# Review of 2011 Artec Gabe Taylor !!!



## twin89 (Jan 21, 2009)

nice review, good to get some artecs on here, not many =(

let us know how the durability is down the line when you put some real time on it!


----------



## Bones308 (Jan 29, 2011)

twin89 said:


> nice review, good to get some artecs on here, not many =(
> 
> let us know how the durability is down the line when you put some real time on it!



Thank you! I will definately try and let everybody know how it holds up in time. Yah you are right not too many of them on here, but I just couldnt resist this board for the money and I am so glad I bought it. 
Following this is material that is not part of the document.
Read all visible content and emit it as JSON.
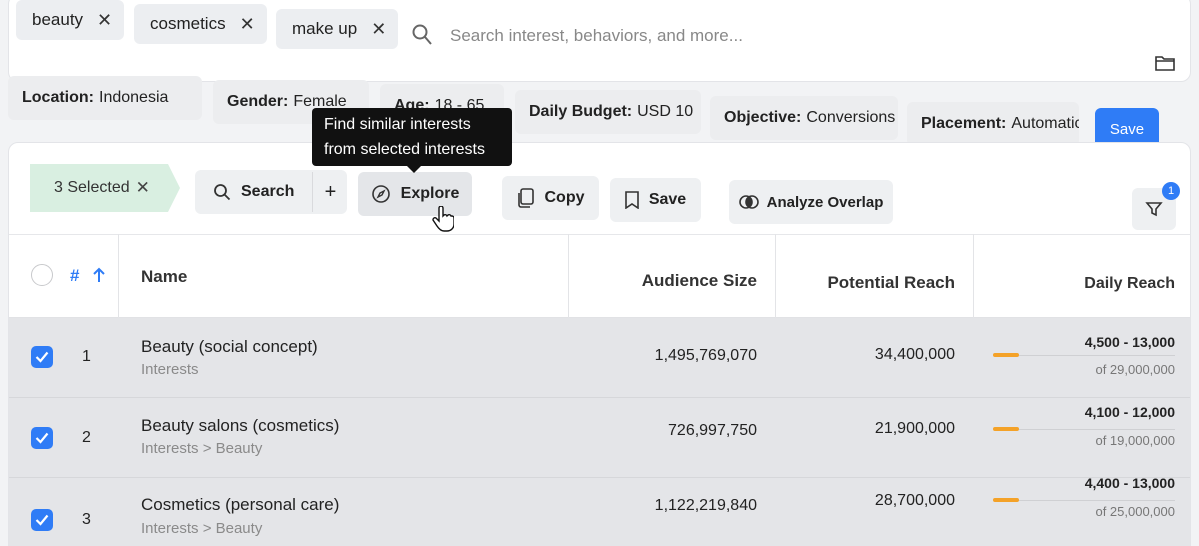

Although, if I had to find one thing I dont like about it, it would be that it only has 10mm of setback, which I would like it to have a little more because I tend to like more nose than tail but Its not bad at all and I can definately live with it.


----------



## D1CKER1 (Dec 27, 2010)

I purchased this as my first board.. But i love mine

Its Setup with Flow M9's


----------



## Bones308 (Jan 29, 2011)

D1CKER1 said:


> I purchased this as my first board.. But i love mine
> 
> Its Setup with Flow M9's


Nice to hear that! I would definately say that this would also be a very good first board to buy. It is forgiving, but when you are ready to step your game up, it can rip it as hard as you can dish it out. 

I am glad you are as happy with this board as I am!


----------